The biggest question is when Yahoo found out about the breach and how long it waited to disclose it publicly, said Keatron Evans, a partner at consulting firm Blink Digital Security. (Kara Swisher at Recode reported that Verizon isn't happy about Yahoo's disclosures about the hack.)
Verizon-owned AOL issued a statement earlier Thursday.
Within the last two days, we were notified of Yahoo's security incident. We understand that Yahoo is conducting an active investigation of this matter, but we otherwise have limited information and understanding of the impact. We will evaluate as the investigation continues through the lens of overall Verizon interests, including consumers, customers, shareholders and related communities.
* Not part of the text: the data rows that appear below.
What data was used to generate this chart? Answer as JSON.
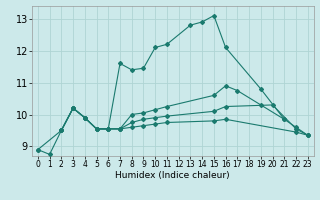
{
  "title": "",
  "xlabel": "Humidex (Indice chaleur)",
  "ylabel": "",
  "xlim": [
    -0.5,
    23.5
  ],
  "ylim": [
    8.7,
    13.4
  ],
  "yticks": [
    9,
    10,
    11,
    12,
    13
  ],
  "xticks": [
    0,
    1,
    2,
    3,
    4,
    5,
    6,
    7,
    8,
    9,
    10,
    11,
    12,
    13,
    14,
    15,
    16,
    17,
    18,
    19,
    20,
    21,
    22,
    23
  ],
  "background_color": "#cce9ea",
  "grid_color": "#afd4d4",
  "line_color": "#1a7a6e",
  "lines": [
    {
      "x": [
        0,
        1,
        2,
        3,
        4,
        5,
        6,
        7,
        8,
        9,
        10,
        11,
        13,
        14,
        15,
        16,
        19,
        21
      ],
      "y": [
        8.9,
        8.75,
        9.5,
        10.2,
        9.9,
        9.55,
        9.55,
        11.6,
        11.4,
        11.45,
        12.1,
        12.2,
        12.8,
        12.9,
        13.1,
        12.1,
        10.8,
        9.85
      ]
    },
    {
      "x": [
        0,
        2,
        3,
        4,
        5,
        6,
        7,
        8,
        9,
        10,
        11,
        15,
        16,
        17,
        19,
        21,
        22,
        23
      ],
      "y": [
        8.9,
        9.5,
        10.2,
        9.9,
        9.55,
        9.55,
        9.55,
        10.0,
        10.05,
        10.15,
        10.25,
        10.6,
        10.9,
        10.75,
        10.3,
        9.85,
        9.6,
        9.35
      ]
    },
    {
      "x": [
        2,
        3,
        4,
        5,
        6,
        7,
        8,
        9,
        10,
        11,
        15,
        16,
        20,
        22,
        23
      ],
      "y": [
        9.5,
        10.2,
        9.9,
        9.55,
        9.55,
        9.55,
        9.75,
        9.85,
        9.9,
        9.95,
        10.1,
        10.25,
        10.3,
        9.55,
        9.35
      ]
    },
    {
      "x": [
        2,
        3,
        4,
        5,
        6,
        7,
        8,
        9,
        10,
        11,
        15,
        16,
        22,
        23
      ],
      "y": [
        9.5,
        10.2,
        9.9,
        9.55,
        9.55,
        9.55,
        9.6,
        9.65,
        9.7,
        9.75,
        9.8,
        9.85,
        9.45,
        9.35
      ]
    }
  ]
}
Until then, we are not in position to further comment.
It is possible that Yahoo has not known about the breach very long — on average, it takes a company as much as 18 months for a company to discover a breach, according to the Verizon Data Breach Report. "Which is scary, but it's true," said Evans.
"If we find out that they knew about this breach two years ago, then there's going to be some hard questions about why they didn't disclose it," he said.
If investigators find that Yahoo failed to comply with required reporting laws governing public companies and those that handle payments information, the situation will quickly escalate, said Evans.
"When it's something intentional, and there was obvious intention to defraud, then that's more impetus for congressional hearings," he said.